Summer hasn’t ended yet, even if some students are already back in classrooms. It’s not too late to work with an Islamic charity that facilitates education for children at home and abroad.
Over the years, Zakat Foundation of America has supported education in different ways and in different countries.
The impact of Islamic charity on education
For more than two decades, Zakat Foundation of America has sponsored tuition and fees for Afghan girls along with their teachers and school staff. Similarly, it has sponsored orphanage schools in Bangladesh and Nepal, and secondary schools in Ghana.
For Syrian refugees in Turkey, it sent children and young adults to school entirely for free, even covering students’ transportation to and from school.

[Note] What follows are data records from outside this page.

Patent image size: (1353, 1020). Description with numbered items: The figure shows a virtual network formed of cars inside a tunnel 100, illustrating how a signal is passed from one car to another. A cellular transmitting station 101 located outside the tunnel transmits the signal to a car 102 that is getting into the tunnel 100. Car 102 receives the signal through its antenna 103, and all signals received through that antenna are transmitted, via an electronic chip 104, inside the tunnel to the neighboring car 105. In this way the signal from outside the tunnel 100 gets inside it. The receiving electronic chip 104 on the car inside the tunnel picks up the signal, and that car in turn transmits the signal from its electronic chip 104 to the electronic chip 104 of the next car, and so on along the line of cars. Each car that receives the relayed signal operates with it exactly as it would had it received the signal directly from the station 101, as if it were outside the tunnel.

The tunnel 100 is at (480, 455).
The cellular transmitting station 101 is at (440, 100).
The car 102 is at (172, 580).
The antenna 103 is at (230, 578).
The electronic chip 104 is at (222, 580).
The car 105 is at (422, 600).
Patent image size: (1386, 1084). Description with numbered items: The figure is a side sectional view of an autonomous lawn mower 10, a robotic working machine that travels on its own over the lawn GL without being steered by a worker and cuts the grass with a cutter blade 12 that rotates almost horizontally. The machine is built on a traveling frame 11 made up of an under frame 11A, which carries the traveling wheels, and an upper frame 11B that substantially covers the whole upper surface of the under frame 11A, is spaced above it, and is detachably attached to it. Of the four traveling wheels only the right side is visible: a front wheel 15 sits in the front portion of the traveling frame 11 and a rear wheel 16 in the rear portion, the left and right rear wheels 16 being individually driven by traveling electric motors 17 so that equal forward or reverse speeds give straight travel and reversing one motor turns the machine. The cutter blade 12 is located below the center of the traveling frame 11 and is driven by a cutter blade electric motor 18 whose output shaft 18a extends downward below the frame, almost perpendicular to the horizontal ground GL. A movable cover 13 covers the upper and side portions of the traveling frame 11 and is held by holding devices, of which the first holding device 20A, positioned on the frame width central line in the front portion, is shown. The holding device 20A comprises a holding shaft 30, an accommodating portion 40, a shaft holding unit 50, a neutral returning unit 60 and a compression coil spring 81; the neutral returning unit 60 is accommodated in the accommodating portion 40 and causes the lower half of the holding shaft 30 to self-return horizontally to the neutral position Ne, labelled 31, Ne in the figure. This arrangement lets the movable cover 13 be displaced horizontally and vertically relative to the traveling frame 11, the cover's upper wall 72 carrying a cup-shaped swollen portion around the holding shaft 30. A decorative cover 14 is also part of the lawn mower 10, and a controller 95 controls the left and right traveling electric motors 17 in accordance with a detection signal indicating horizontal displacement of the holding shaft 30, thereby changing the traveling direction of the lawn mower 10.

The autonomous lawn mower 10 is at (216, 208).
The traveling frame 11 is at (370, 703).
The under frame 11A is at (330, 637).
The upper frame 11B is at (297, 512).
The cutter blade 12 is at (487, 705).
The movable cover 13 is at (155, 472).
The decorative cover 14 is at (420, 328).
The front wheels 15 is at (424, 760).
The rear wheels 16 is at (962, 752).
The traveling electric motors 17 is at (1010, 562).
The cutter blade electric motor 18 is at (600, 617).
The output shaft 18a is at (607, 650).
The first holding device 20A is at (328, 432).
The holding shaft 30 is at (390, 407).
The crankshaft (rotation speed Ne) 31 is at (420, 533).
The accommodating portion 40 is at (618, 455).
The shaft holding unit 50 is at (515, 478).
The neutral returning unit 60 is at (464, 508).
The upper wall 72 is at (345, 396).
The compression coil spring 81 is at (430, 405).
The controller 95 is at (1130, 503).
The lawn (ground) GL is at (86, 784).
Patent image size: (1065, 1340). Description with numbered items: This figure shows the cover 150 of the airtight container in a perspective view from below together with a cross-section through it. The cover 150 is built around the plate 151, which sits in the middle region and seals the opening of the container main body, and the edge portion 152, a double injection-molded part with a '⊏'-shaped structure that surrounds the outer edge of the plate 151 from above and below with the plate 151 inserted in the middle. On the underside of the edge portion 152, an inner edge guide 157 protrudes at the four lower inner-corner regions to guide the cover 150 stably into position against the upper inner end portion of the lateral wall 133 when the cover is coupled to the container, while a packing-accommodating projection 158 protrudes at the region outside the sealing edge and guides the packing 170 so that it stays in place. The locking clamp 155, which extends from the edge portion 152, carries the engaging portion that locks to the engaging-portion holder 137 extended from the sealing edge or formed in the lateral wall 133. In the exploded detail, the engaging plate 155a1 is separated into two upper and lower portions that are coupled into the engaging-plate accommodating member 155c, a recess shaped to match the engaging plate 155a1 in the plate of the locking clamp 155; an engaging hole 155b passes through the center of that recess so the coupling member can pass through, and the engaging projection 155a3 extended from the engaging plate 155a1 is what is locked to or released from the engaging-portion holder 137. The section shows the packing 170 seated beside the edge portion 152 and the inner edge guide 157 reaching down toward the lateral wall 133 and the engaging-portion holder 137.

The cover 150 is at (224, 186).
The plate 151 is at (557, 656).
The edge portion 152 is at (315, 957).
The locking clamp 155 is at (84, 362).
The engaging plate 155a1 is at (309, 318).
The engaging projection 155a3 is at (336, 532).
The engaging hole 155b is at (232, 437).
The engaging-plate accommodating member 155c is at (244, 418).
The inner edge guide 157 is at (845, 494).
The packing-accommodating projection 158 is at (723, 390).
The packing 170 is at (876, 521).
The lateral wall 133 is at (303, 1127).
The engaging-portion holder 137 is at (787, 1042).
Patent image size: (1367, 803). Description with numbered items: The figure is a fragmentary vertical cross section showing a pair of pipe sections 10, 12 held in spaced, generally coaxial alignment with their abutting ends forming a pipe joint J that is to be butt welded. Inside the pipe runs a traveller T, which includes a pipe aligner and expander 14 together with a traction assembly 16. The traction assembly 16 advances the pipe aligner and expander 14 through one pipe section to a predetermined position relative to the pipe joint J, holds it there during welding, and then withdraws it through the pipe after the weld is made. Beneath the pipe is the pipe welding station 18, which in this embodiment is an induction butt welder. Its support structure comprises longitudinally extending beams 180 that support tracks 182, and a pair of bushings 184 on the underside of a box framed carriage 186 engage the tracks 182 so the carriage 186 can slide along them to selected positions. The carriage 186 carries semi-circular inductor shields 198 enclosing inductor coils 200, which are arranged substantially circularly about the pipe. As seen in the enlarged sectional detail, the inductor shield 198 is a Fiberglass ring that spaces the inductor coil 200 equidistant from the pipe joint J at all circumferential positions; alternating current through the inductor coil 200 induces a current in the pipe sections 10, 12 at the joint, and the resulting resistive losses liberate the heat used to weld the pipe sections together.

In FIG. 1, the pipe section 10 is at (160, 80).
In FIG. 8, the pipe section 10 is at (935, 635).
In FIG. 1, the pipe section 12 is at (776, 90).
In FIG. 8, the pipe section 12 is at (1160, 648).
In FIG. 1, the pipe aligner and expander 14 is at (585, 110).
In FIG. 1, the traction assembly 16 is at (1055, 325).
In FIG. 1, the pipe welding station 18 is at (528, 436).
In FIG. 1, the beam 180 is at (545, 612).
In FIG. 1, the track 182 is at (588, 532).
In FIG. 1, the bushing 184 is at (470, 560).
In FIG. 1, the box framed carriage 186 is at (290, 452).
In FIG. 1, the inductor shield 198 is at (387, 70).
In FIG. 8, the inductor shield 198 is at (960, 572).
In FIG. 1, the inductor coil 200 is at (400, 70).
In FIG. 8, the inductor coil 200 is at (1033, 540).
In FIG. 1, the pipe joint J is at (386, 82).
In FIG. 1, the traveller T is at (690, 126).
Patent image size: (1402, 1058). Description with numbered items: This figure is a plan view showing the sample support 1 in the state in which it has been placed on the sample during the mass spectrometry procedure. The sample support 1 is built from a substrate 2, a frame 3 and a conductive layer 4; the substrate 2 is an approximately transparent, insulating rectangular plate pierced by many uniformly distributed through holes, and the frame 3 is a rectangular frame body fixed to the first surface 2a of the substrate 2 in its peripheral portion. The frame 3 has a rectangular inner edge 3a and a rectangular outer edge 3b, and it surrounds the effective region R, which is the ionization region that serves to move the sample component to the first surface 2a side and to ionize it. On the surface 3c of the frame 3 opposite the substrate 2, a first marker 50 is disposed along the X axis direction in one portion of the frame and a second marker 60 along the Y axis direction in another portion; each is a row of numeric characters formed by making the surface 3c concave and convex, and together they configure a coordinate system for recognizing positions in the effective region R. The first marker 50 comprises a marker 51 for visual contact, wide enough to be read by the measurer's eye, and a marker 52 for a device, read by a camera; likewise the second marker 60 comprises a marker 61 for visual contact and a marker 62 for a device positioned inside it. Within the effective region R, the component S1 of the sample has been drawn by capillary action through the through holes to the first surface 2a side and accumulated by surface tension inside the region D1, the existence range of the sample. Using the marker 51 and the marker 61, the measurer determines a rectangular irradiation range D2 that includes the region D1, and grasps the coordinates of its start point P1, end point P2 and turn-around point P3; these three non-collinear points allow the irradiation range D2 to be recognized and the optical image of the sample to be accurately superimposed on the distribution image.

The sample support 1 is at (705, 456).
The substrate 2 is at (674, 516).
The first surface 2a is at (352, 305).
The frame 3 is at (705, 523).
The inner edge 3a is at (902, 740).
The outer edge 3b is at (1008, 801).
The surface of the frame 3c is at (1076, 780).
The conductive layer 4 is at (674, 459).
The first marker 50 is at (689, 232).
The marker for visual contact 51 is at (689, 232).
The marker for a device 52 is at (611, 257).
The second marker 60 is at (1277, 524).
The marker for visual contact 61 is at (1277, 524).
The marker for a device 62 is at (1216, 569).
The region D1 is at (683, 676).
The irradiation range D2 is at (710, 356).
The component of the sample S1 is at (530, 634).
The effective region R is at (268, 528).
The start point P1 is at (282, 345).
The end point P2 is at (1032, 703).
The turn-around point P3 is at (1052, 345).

It housed orphaned Syrian refugees with their guardians and provided both Turkish language and vocational classes for the guardians. It sent young adults to Zahraa University, exclusively run by and for Syrian refugees, to continue their war-disrupted education.
In Pakistan, it turned on the lights — and the fans — for rural students through solar energy. The Solar on Schools program helped children focus in class rather than worrying about the 85-degree-Fahrenheit heat in classrooms of 150 students.
In the Dominican Republic, Zakat Foundation of America helps teach English to eager learners. Further north, it also supports STEAM educational programs among Chicago’s impoverished children, while annually giving students backpacks full of school supplies.
More recently, Zakat Foundation of America has established through Islamic charity a new education operation: Zakat Foundation Institute. The institute provides hands-on training and thought leadership to serve Muslim charitable work by offering advanced degrees in humanitarian and development studies. Furthermore, the institute offers specialized coursework with the Indiana University Lilly Family School of Philanthropy to students and professionals with a proven commitment of service to the Muslim charitable sector. This is your Islamic charity in action.
Never-ending education
This year, Zakat Foundation of America was honored to offer $25,000 in scholarships to those most dedicated to community service. Among the eligibility requirements, applicants must have volunteered a minimum of 30 hours with Zakat Foundation of America in the past 12 months. This helps teach students what Islamic charity means: giving back — in whatever form they can.
Zakat Foundation of America continuously offers traditional and innovative programs to support education, at home and abroad. Each of its programs are meant to provide long-term skills and independence so its beneficiaries may eventually give back to their communities, just as its scholarship applicants do.